Busisiwe Ndabangaye was sent home last Monday after a routine check-up revealed the foetus was dead.
She was told to return the following day, but when she did, Groote Schuur Hospital (GSH) turned her away due to a lack of beds.
On the day the Cape Argus published the story on Friday, Ndabangaye got a call from the hospital.
“They called me to tell me that I should come to Mowbray Maternity Hospital and that is where the procedure will be done. The operation was done at around 7.30am [on Sunday].
“I am feeling very much relieved, but the trauma is still there,” she said.
After being given the run-around by the hospital, Ndabangaye was unhappy with the way she was treated.

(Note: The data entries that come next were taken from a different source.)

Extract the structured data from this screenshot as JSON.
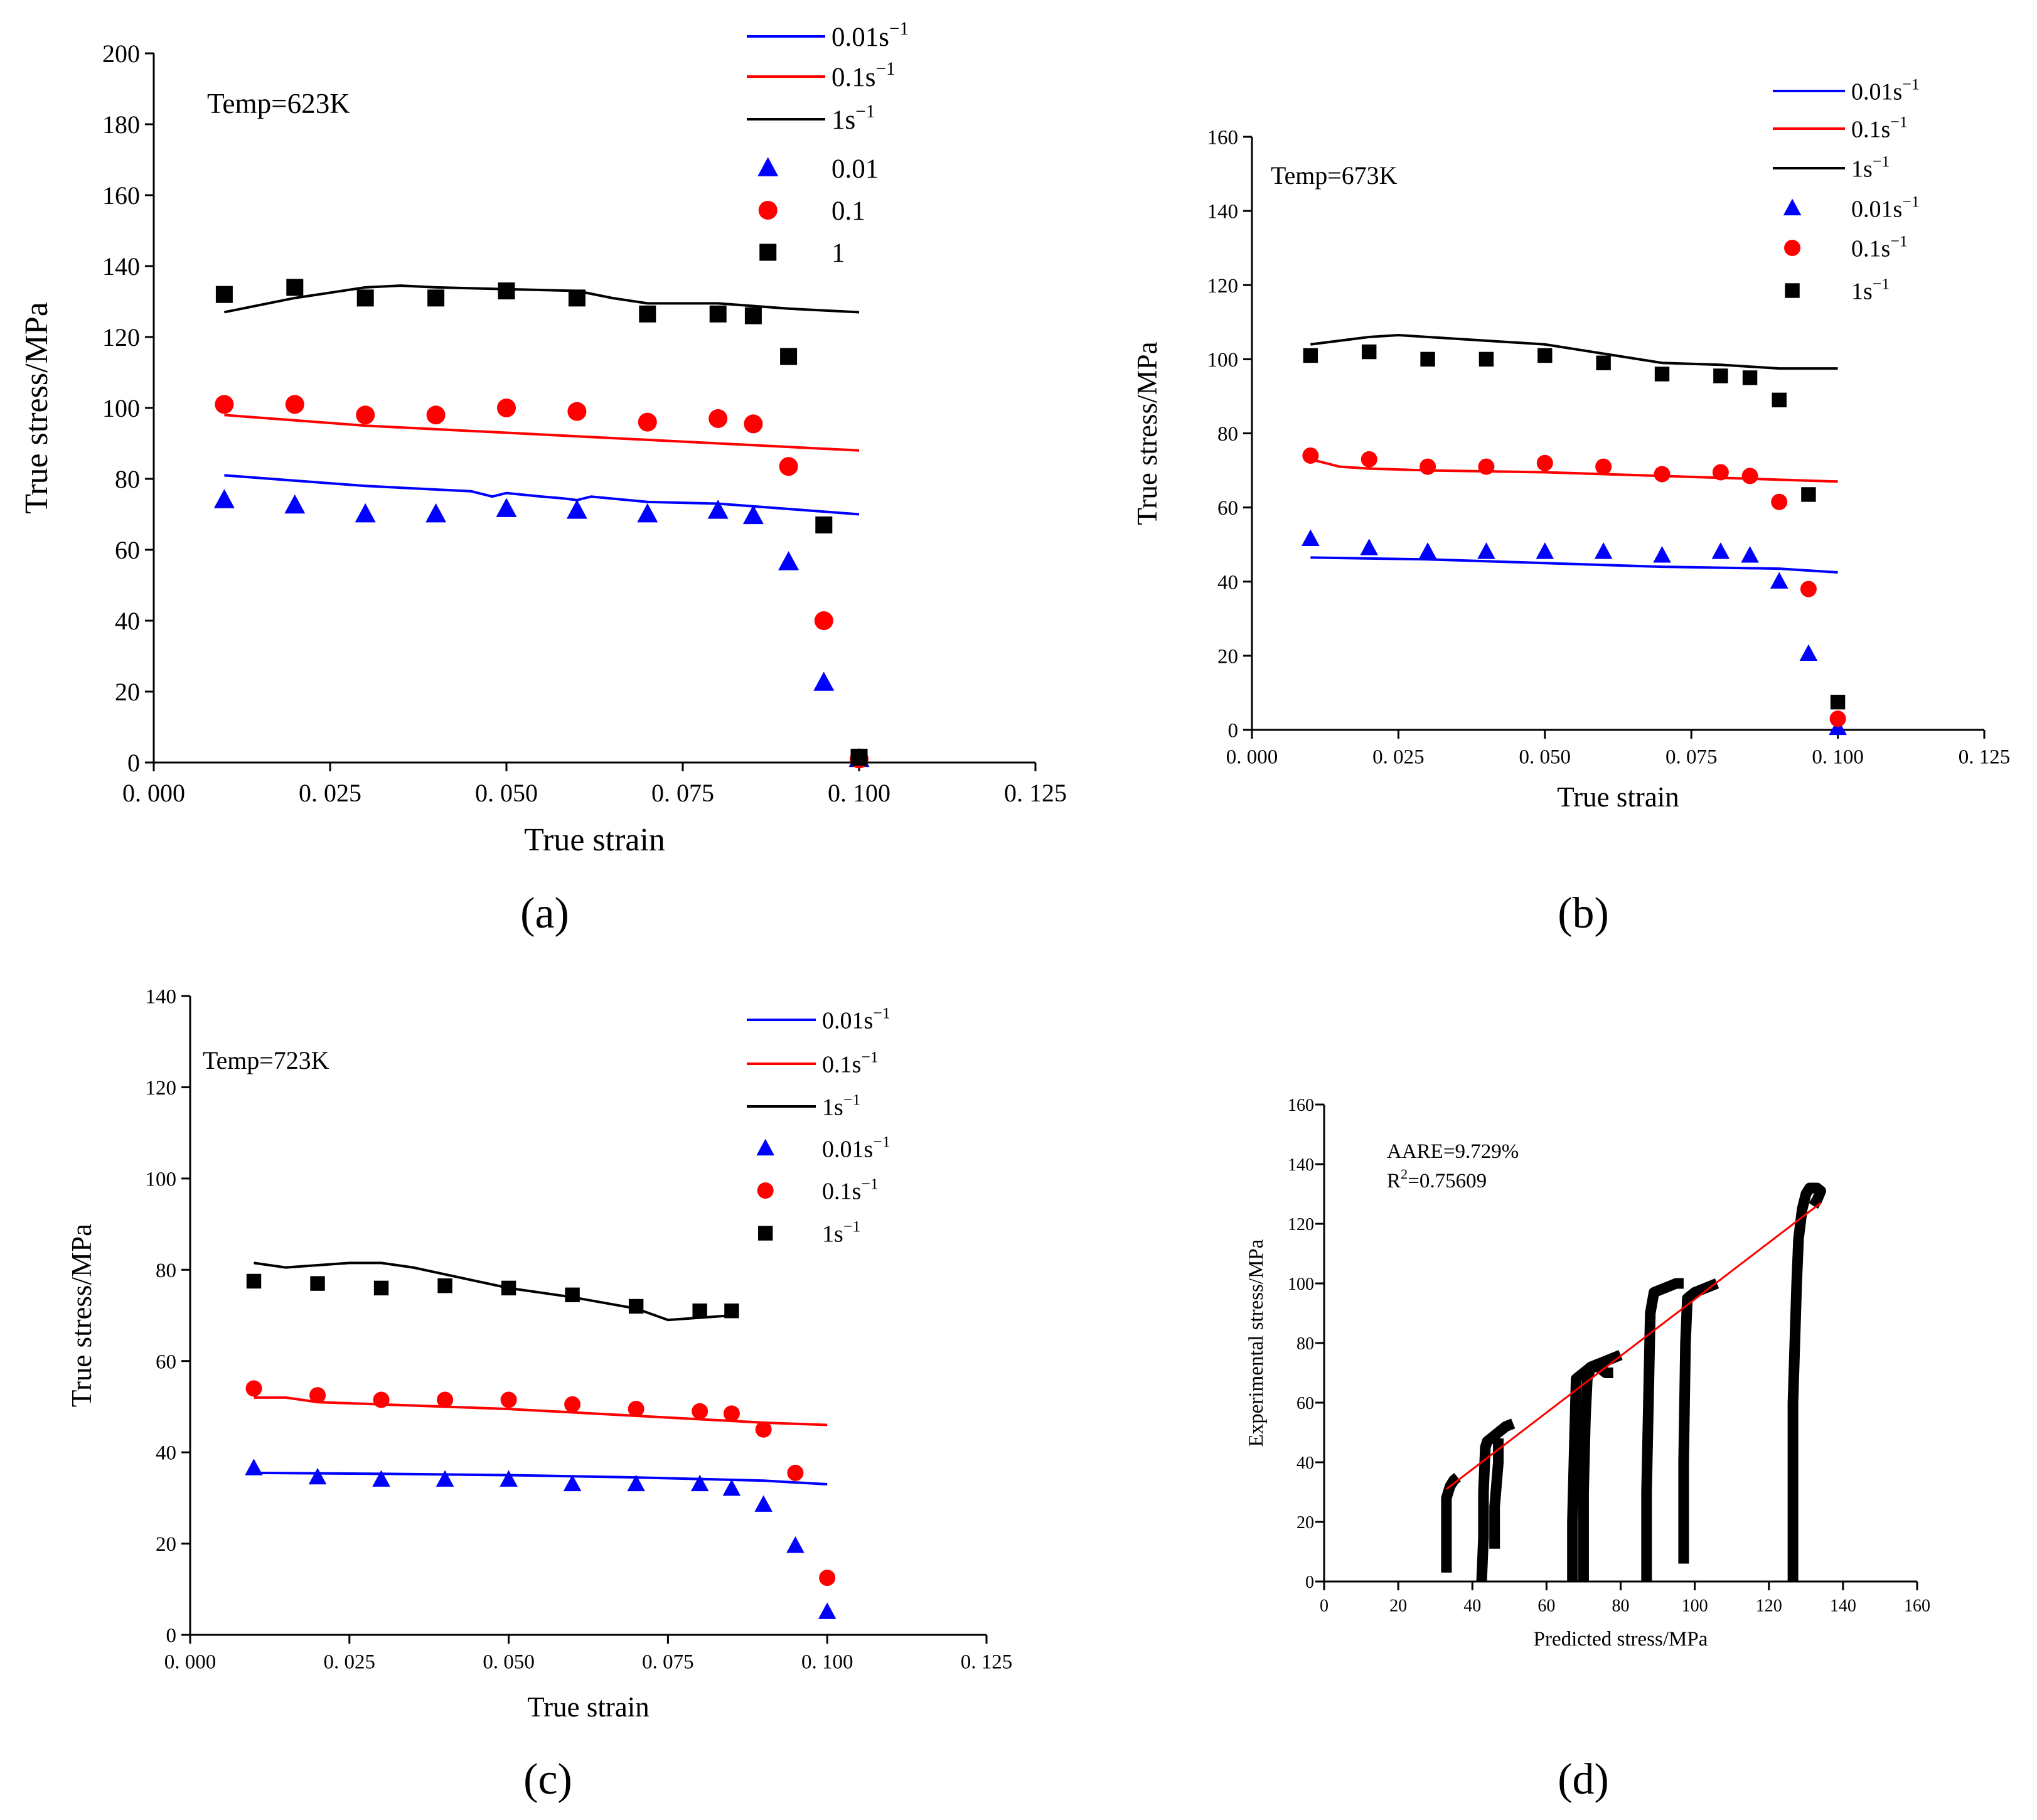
{
  "colors": {
    "blue": "#0000ff",
    "red": "#ff0000",
    "black": "#000000",
    "fit": "#ff0000"
  },
  "chart_data": [
    {
      "id": "a",
      "type": "scatter+line",
      "panel_label": "(a)",
      "annotation": "Temp=623K",
      "xlabel": "True strain",
      "ylabel": "True stress/MPa",
      "xlim": [
        0,
        0.125
      ],
      "ylim": [
        0,
        200
      ],
      "xticks": [
        "0. 000",
        "0. 025",
        "0. 050",
        "0. 075",
        "0. 100",
        "0. 125"
      ],
      "yticks": [
        "0",
        "20",
        "40",
        "60",
        "80",
        "100",
        "120",
        "140",
        "160",
        "180",
        "200"
      ],
      "legend_position": "top-right",
      "legend_lines": [
        {
          "base": "0.01s",
          "sup": "−1",
          "color": "blue"
        },
        {
          "base": "0.1s",
          "sup": "−1",
          "color": "red"
        },
        {
          "base": "1s",
          "sup": "−1",
          "color": "black"
        }
      ],
      "legend_markers": [
        {
          "base": "0.01",
          "sup": "",
          "marker": "triangle",
          "color": "blue"
        },
        {
          "base": "0.1",
          "sup": "",
          "marker": "circle",
          "color": "red"
        },
        {
          "base": "1",
          "sup": "",
          "marker": "square",
          "color": "black"
        }
      ],
      "lines": [
        {
          "name": "0.01s⁻¹ model",
          "color": "blue",
          "x": [
            0.01,
            0.02,
            0.03,
            0.04,
            0.045,
            0.048,
            0.05,
            0.055,
            0.058,
            0.06,
            0.062,
            0.07,
            0.08,
            0.09,
            0.1
          ],
          "y": [
            81,
            79.5,
            78,
            77,
            76.5,
            75,
            76,
            75,
            74.5,
            74,
            75,
            73.5,
            73,
            71.5,
            70
          ]
        },
        {
          "name": "0.1s⁻¹ model",
          "color": "red",
          "x": [
            0.01,
            0.02,
            0.03,
            0.04,
            0.05,
            0.06,
            0.07,
            0.08,
            0.09,
            0.1
          ],
          "y": [
            98,
            96.5,
            95,
            94,
            93,
            92,
            91,
            90,
            89,
            88
          ]
        },
        {
          "name": "1s⁻¹ model",
          "color": "black",
          "x": [
            0.01,
            0.02,
            0.03,
            0.035,
            0.04,
            0.05,
            0.06,
            0.065,
            0.07,
            0.075,
            0.08,
            0.09,
            0.1
          ],
          "y": [
            127,
            131,
            134,
            134.5,
            134,
            133.5,
            133,
            131,
            129.5,
            129.5,
            129.5,
            128,
            127
          ]
        }
      ],
      "points": [
        {
          "name": "0.01",
          "marker": "triangle",
          "color": "blue",
          "x": [
            0.01,
            0.02,
            0.03,
            0.04,
            0.05,
            0.06,
            0.07,
            0.08,
            0.085,
            0.09,
            0.095,
            0.1
          ],
          "y": [
            74,
            72.5,
            70,
            70,
            71.5,
            71,
            70,
            71,
            69.5,
            56.5,
            22.5,
            1
          ]
        },
        {
          "name": "0.1",
          "marker": "circle",
          "color": "red",
          "x": [
            0.01,
            0.02,
            0.03,
            0.04,
            0.05,
            0.06,
            0.07,
            0.08,
            0.085,
            0.09,
            0.095,
            0.1
          ],
          "y": [
            101,
            101,
            98,
            98,
            100,
            99,
            96,
            97,
            95.5,
            83.5,
            40,
            1
          ]
        },
        {
          "name": "1",
          "marker": "square",
          "color": "black",
          "x": [
            0.01,
            0.02,
            0.03,
            0.04,
            0.05,
            0.06,
            0.07,
            0.08,
            0.085,
            0.09,
            0.095,
            0.1
          ],
          "y": [
            132,
            134,
            131,
            131,
            133,
            131,
            126.5,
            126.5,
            126,
            114.5,
            67,
            1.5
          ]
        }
      ]
    },
    {
      "id": "b",
      "type": "scatter+line",
      "panel_label": "(b)",
      "annotation": "Temp=673K",
      "xlabel": "True strain",
      "ylabel": "True stress/MPa",
      "xlim": [
        0,
        0.125
      ],
      "ylim": [
        0,
        160
      ],
      "xticks": [
        "0. 000",
        "0. 025",
        "0. 050",
        "0. 075",
        "0. 100",
        "0. 125"
      ],
      "yticks": [
        "0",
        "20",
        "40",
        "60",
        "80",
        "100",
        "120",
        "140",
        "160"
      ],
      "legend_position": "top-right",
      "legend_lines": [
        {
          "base": "0.01s",
          "sup": "−1",
          "color": "blue"
        },
        {
          "base": "0.1s",
          "sup": "−1",
          "color": "red"
        },
        {
          "base": "1s",
          "sup": "−1",
          "color": "black"
        }
      ],
      "legend_markers": [
        {
          "base": "0.01s",
          "sup": "−1",
          "marker": "triangle",
          "color": "blue"
        },
        {
          "base": "0.1s",
          "sup": "−1",
          "marker": "circle",
          "color": "red"
        },
        {
          "base": "1s",
          "sup": "−1",
          "marker": "square",
          "color": "black"
        }
      ],
      "lines": [
        {
          "name": "0.01s⁻¹ model",
          "color": "blue",
          "x": [
            0.01,
            0.03,
            0.05,
            0.07,
            0.09,
            0.1
          ],
          "y": [
            46.5,
            46,
            45,
            44,
            43.5,
            42.5
          ]
        },
        {
          "name": "0.1s⁻¹ model",
          "color": "red",
          "x": [
            0.01,
            0.015,
            0.02,
            0.03,
            0.05,
            0.07,
            0.09,
            0.1
          ],
          "y": [
            73,
            71,
            70.5,
            70,
            69.5,
            68.5,
            67.5,
            67
          ]
        },
        {
          "name": "1s⁻¹ model",
          "color": "black",
          "x": [
            0.01,
            0.02,
            0.025,
            0.03,
            0.04,
            0.05,
            0.06,
            0.07,
            0.08,
            0.09,
            0.1
          ],
          "y": [
            104,
            106,
            106.5,
            106,
            105,
            104,
            101.5,
            99,
            98.5,
            97.5,
            97.5
          ]
        }
      ],
      "points": [
        {
          "name": "0.01s⁻¹",
          "marker": "triangle",
          "color": "blue",
          "x": [
            0.01,
            0.02,
            0.03,
            0.04,
            0.05,
            0.06,
            0.07,
            0.08,
            0.085,
            0.09,
            0.095,
            0.1
          ],
          "y": [
            51.5,
            49,
            48,
            48,
            48,
            48,
            47,
            48,
            47,
            40,
            20.5,
            0.5
          ]
        },
        {
          "name": "0.1s⁻¹",
          "marker": "circle",
          "color": "red",
          "x": [
            0.01,
            0.02,
            0.03,
            0.04,
            0.05,
            0.06,
            0.07,
            0.08,
            0.085,
            0.09,
            0.095,
            0.1
          ],
          "y": [
            74,
            73,
            71,
            71,
            72,
            71,
            69,
            69.5,
            68.5,
            61.5,
            38,
            3
          ]
        },
        {
          "name": "1s⁻¹",
          "marker": "square",
          "color": "black",
          "x": [
            0.01,
            0.02,
            0.03,
            0.04,
            0.05,
            0.06,
            0.07,
            0.08,
            0.085,
            0.09,
            0.095,
            0.1
          ],
          "y": [
            101,
            102,
            100,
            100,
            101,
            99,
            96,
            95.5,
            95,
            89,
            63.5,
            7.5
          ]
        }
      ]
    },
    {
      "id": "c",
      "type": "scatter+line",
      "panel_label": "(c)",
      "annotation": "Temp=723K",
      "xlabel": "True strain",
      "ylabel": "True stress/MPa",
      "xlim": [
        0,
        0.125
      ],
      "ylim": [
        0,
        140
      ],
      "xticks": [
        "0. 000",
        "0. 025",
        "0. 050",
        "0. 075",
        "0. 100",
        "0. 125"
      ],
      "yticks": [
        "0",
        "20",
        "40",
        "60",
        "80",
        "100",
        "120",
        "140"
      ],
      "legend_position": "top-right",
      "legend_lines": [
        {
          "base": "0.01s",
          "sup": "−1",
          "color": "blue"
        },
        {
          "base": "0.1s",
          "sup": "−1",
          "color": "red"
        },
        {
          "base": "1s",
          "sup": "−1",
          "color": "black"
        }
      ],
      "legend_markers": [
        {
          "base": "0.01s",
          "sup": "−1",
          "marker": "triangle",
          "color": "blue"
        },
        {
          "base": "0.1s",
          "sup": "−1",
          "marker": "circle",
          "color": "red"
        },
        {
          "base": "1s",
          "sup": "−1",
          "marker": "square",
          "color": "black"
        }
      ],
      "lines": [
        {
          "name": "0.01s⁻¹ model",
          "color": "blue",
          "x": [
            0.01,
            0.03,
            0.05,
            0.07,
            0.09,
            0.1
          ],
          "y": [
            35.5,
            35.3,
            35,
            34.5,
            33.8,
            33
          ]
        },
        {
          "name": "0.1s⁻¹ model",
          "color": "red",
          "x": [
            0.01,
            0.015,
            0.02,
            0.03,
            0.05,
            0.07,
            0.09,
            0.1
          ],
          "y": [
            52,
            52,
            51,
            50.5,
            49.5,
            48,
            46.5,
            46
          ]
        },
        {
          "name": "1s⁻¹ model",
          "color": "black",
          "x": [
            0.01,
            0.015,
            0.02,
            0.025,
            0.03,
            0.035,
            0.04,
            0.05,
            0.06,
            0.07,
            0.075,
            0.08,
            0.085
          ],
          "y": [
            81.5,
            80.5,
            81,
            81.5,
            81.5,
            80.5,
            79,
            76,
            74,
            71.5,
            69,
            69.5,
            70
          ]
        }
      ],
      "points": [
        {
          "name": "0.01s⁻¹",
          "marker": "triangle",
          "color": "blue",
          "x": [
            0.01,
            0.02,
            0.03,
            0.04,
            0.05,
            0.06,
            0.07,
            0.08,
            0.085,
            0.09,
            0.095,
            0.1
          ],
          "y": [
            36.5,
            34.5,
            34,
            34,
            34,
            33,
            33,
            33,
            32,
            28.5,
            19.5,
            5
          ]
        },
        {
          "name": "0.1s⁻¹",
          "marker": "circle",
          "color": "red",
          "x": [
            0.01,
            0.02,
            0.03,
            0.04,
            0.05,
            0.06,
            0.07,
            0.08,
            0.085,
            0.09,
            0.095,
            0.1
          ],
          "y": [
            54,
            52.5,
            51.5,
            51.5,
            51.5,
            50.5,
            49.5,
            49,
            48.5,
            45,
            35.5,
            12.5
          ]
        },
        {
          "name": "1s⁻¹",
          "marker": "square",
          "color": "black",
          "x": [
            0.01,
            0.02,
            0.03,
            0.04,
            0.05,
            0.06,
            0.07,
            0.08,
            0.085
          ],
          "y": [
            77.5,
            77,
            76,
            76.5,
            76,
            74.5,
            72,
            71,
            71
          ]
        }
      ]
    },
    {
      "id": "d",
      "type": "scatter",
      "panel_label": "(d)",
      "annotation": "AARE=9.729%",
      "annotation2_base": "R",
      "annotation2_sup": "2",
      "annotation2_rest": "=0.75609",
      "xlabel": "Predicted stress/MPa",
      "ylabel": "Experimental stress/MPa",
      "xlim": [
        0,
        160
      ],
      "ylim": [
        0,
        160
      ],
      "xticks": [
        "0",
        "20",
        "40",
        "60",
        "80",
        "100",
        "120",
        "140",
        "160"
      ],
      "yticks": [
        "0",
        "20",
        "40",
        "60",
        "80",
        "100",
        "120",
        "140",
        "160"
      ],
      "fit_line": {
        "x": [
          33,
          134
        ],
        "y": [
          31,
          127
        ]
      },
      "clusters": [
        {
          "x": [
            33,
            33,
            33,
            34,
            35,
            36
          ],
          "y": [
            3,
            15,
            28,
            32,
            34,
            35
          ]
        },
        {
          "x": [
            42.5,
            43,
            43,
            43.5,
            44,
            45,
            47,
            49,
            51
          ],
          "y": [
            0,
            15,
            30,
            45,
            47,
            48,
            50,
            52,
            53
          ]
        },
        {
          "x": [
            46,
            46,
            47,
            47
          ],
          "y": [
            11,
            25,
            40,
            48
          ]
        },
        {
          "x": [
            67,
            67,
            67.5,
            68,
            70,
            72,
            74,
            76,
            78,
            80
          ],
          "y": [
            0,
            20,
            45,
            68,
            70,
            72,
            73,
            74,
            75,
            76
          ]
        },
        {
          "x": [
            70,
            70,
            70.5,
            71,
            72,
            74,
            76,
            78
          ],
          "y": [
            0,
            30,
            55,
            68,
            72,
            72,
            70,
            70
          ]
        },
        {
          "x": [
            87,
            87,
            87.5,
            88,
            89,
            91,
            93,
            95,
            97
          ],
          "y": [
            0,
            30,
            60,
            90,
            97,
            98,
            99,
            100,
            100
          ]
        },
        {
          "x": [
            97,
            97,
            97.5,
            98,
            100,
            102,
            104,
            106
          ],
          "y": [
            6,
            40,
            80,
            95,
            97,
            98,
            99,
            100
          ]
        },
        {
          "x": [
            126.5,
            126.5,
            126.5,
            126.5,
            127,
            127.5,
            128,
            129,
            130,
            131,
            132,
            133,
            134,
            133,
            132
          ],
          "y": [
            0,
            20,
            40,
            60,
            80,
            100,
            115,
            125,
            130,
            132,
            132,
            132,
            131,
            128,
            126
          ]
        }
      ]
    }
  ]
}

Last week, the Western Cape Health Department spokesperson Darren Francis said the hospital had extended its sincere apologies and condolences to Ndabangaye and her family.
“GSH strives to render quality service and has a patient-centred approach to all of its patients. Unfortunately at GSH, despite having strict bed management processes in place, daily bed pressures are a reality due to the increasing burden of disease as well as a variety of other related issues,” he said.
“In principle, we thrive towards termination of pregnancy as soon as possible. We will always try to complete the induction of labour within five to seven days, preferably same day of the diagnosis, but this is often not logistically possible as there are other factors such as an available bed for the patient.”